Kilimanjaro - ein Reisebericht

Safari und Heimreise

19.8.2005 – Lake Manyara National Park, Heimreise

Heute ist der letzte Tag unserer Reise. Das frühe Aufstehen führt dazu, daß wir bereits um acht Uhr im Lake Manyara National Park sind. Auf diese Art und Weise bleiben uns noch etwas mehr als zwei Stunden, bevor wir uns auf den Weg zurück nach Arusha und in weiterer Folge nach Nairobi machen.

Lake Manyara National Park ist mit nur knapp mehr als 300 Quadratkilometer Ausdehnung relativ klein. Im Gegensatz zum Tarangire National Park dominiert hier vor allem mit Buschwerk durchsetzter, dichter Wald, was das Sichten von Tieren deutlich erschwert. Wir sehen zunächst vor allem eine Menge Affen und ab und zu etwas Rotwild. Dann, nach vielleicht einer Viertelstunden hören wir aus dem Gebüsch den Machtkampf zweier Nilpferde. Unser Fahrer hält sofort an, wir sehen aber nur bewegte Blätter und, nachdem der Kampf vorbei ist, einen vagen grauen Schatten dort, wo sich das siegreiche Nilpferd niedergelassen hat. Kurz danach taucht ein Elefant auf einer Lichtung auf, Großwild ist also durchaus vorhanden.

In der Nähe des Sees ändert sich die Landschaft dann schlagartig: der Wald weicht einer ausgedehnten Sumpflandschaft in saftigem Grün.

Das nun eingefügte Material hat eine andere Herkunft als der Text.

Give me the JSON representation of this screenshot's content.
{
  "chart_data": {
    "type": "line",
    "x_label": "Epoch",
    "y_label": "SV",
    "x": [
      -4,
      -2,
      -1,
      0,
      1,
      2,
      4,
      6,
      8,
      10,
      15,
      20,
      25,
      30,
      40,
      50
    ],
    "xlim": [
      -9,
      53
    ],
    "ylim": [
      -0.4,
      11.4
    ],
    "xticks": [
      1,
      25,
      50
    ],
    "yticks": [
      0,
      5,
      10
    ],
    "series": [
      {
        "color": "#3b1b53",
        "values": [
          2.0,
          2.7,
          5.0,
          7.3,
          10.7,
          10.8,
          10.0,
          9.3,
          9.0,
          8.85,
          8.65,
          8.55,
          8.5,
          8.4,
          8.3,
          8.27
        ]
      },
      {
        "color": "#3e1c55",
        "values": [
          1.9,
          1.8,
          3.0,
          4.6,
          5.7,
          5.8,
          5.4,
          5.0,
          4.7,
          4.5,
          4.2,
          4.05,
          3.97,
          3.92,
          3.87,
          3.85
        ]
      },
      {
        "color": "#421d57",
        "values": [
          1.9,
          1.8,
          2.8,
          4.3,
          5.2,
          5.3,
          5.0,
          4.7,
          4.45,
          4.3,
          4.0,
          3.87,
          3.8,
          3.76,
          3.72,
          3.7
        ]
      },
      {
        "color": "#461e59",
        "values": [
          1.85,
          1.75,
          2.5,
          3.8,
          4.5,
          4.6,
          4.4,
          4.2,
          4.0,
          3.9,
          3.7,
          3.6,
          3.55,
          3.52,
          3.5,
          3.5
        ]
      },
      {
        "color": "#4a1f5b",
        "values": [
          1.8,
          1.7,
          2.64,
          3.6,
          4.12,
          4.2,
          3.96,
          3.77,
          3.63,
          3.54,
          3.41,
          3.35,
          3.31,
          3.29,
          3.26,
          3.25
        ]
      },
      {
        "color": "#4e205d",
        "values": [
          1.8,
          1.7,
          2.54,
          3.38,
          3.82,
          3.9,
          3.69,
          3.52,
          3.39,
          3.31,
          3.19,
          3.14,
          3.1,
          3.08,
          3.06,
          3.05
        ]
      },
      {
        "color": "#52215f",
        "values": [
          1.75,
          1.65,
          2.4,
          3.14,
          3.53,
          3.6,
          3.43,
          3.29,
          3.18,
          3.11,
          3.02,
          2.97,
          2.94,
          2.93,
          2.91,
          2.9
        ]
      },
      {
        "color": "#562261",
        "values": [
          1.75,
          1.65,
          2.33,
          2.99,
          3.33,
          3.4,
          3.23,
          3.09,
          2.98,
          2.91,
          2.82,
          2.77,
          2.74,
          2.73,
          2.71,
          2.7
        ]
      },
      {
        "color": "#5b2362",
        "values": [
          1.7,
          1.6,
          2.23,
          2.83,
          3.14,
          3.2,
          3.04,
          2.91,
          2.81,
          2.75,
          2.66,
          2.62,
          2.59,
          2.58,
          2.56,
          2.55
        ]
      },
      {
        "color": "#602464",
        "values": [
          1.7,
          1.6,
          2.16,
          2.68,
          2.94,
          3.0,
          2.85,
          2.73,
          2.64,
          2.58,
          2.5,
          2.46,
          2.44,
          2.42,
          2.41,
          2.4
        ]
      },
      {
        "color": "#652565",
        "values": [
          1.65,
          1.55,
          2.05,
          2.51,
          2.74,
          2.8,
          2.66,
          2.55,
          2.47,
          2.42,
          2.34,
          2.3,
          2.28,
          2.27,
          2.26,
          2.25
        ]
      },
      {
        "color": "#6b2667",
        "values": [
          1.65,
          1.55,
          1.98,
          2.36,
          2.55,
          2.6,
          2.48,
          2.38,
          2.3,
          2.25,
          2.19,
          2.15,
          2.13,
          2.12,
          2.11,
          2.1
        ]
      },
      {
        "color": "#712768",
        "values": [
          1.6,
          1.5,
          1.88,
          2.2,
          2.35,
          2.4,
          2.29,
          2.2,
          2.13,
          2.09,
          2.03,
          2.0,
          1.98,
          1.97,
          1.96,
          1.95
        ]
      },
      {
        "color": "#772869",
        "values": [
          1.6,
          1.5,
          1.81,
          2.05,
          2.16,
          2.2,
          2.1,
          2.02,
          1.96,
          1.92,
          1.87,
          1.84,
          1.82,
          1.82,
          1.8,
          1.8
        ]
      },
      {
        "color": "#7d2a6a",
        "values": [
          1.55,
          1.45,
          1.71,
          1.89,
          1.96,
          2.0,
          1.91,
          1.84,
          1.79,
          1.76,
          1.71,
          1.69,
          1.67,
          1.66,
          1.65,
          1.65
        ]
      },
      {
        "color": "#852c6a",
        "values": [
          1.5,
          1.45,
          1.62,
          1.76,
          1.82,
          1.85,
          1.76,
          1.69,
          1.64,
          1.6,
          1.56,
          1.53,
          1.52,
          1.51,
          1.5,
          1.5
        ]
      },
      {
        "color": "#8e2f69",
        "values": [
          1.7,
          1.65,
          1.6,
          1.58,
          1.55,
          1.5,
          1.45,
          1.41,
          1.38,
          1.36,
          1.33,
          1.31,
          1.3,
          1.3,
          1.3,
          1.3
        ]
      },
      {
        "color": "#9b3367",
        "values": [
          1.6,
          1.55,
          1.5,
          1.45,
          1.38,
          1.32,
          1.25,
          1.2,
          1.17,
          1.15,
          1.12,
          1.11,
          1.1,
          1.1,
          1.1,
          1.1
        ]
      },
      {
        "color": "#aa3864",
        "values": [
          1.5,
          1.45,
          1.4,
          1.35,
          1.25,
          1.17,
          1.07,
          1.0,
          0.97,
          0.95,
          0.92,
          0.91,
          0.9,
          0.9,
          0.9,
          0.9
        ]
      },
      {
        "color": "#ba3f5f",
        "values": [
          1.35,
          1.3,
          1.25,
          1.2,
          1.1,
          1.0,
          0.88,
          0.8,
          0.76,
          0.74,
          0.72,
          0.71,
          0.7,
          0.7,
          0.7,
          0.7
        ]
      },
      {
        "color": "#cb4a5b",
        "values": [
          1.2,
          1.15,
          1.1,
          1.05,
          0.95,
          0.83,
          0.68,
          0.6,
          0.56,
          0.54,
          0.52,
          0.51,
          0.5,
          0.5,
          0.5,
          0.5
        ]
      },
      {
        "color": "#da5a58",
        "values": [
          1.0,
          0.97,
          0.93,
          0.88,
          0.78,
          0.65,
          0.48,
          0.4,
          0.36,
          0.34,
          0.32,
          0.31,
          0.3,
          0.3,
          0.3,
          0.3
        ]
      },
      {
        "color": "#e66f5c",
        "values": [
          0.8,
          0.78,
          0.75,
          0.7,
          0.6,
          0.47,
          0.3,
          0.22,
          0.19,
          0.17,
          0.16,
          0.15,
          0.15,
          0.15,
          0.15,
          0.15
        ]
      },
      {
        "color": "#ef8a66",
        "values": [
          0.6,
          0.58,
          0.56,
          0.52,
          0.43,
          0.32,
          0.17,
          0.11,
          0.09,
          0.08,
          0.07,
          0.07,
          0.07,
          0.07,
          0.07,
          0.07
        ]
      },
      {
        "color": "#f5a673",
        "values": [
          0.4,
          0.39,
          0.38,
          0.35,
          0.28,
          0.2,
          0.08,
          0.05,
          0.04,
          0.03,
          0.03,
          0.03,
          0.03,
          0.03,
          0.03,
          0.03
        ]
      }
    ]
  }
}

Zahlreiche Tiere weiden dort ruhig und ungestört: Gnus, Zebras, Büffel und vor allem Nilpferde. Wir sind leider etwas zu weit weg für gute Fotos. Der Sumpf läßt eine weitere Annäherung nicht mehr zu, wir können uns die Szenerie aber aus der Ferne ansehen. Danach ist unsere heute sehr knapp bemessene Zeit bereits aufgebraucht und wir machen uns auf den Rückweg. Doch ganz läßt uns die Tierwelt noch nicht los: am Eingang des Parks versuchen einige Affen eine Attacke auf die Besucher und kapern einen Jeep (wenn auch zum Glück keinen der unsrigen) auf der Suche nach offenen Lunchpaketen. Weiters tauchen außerhalb der Lodge völlig unvermutet vier Elefanten am Straßenrand auf. Das ist ein sehr seltenes Ereignis, die meisten Fahrer sind ebenso verunsichert, wie die Tiere, die unmittelbar vor uns die Straße überqueren.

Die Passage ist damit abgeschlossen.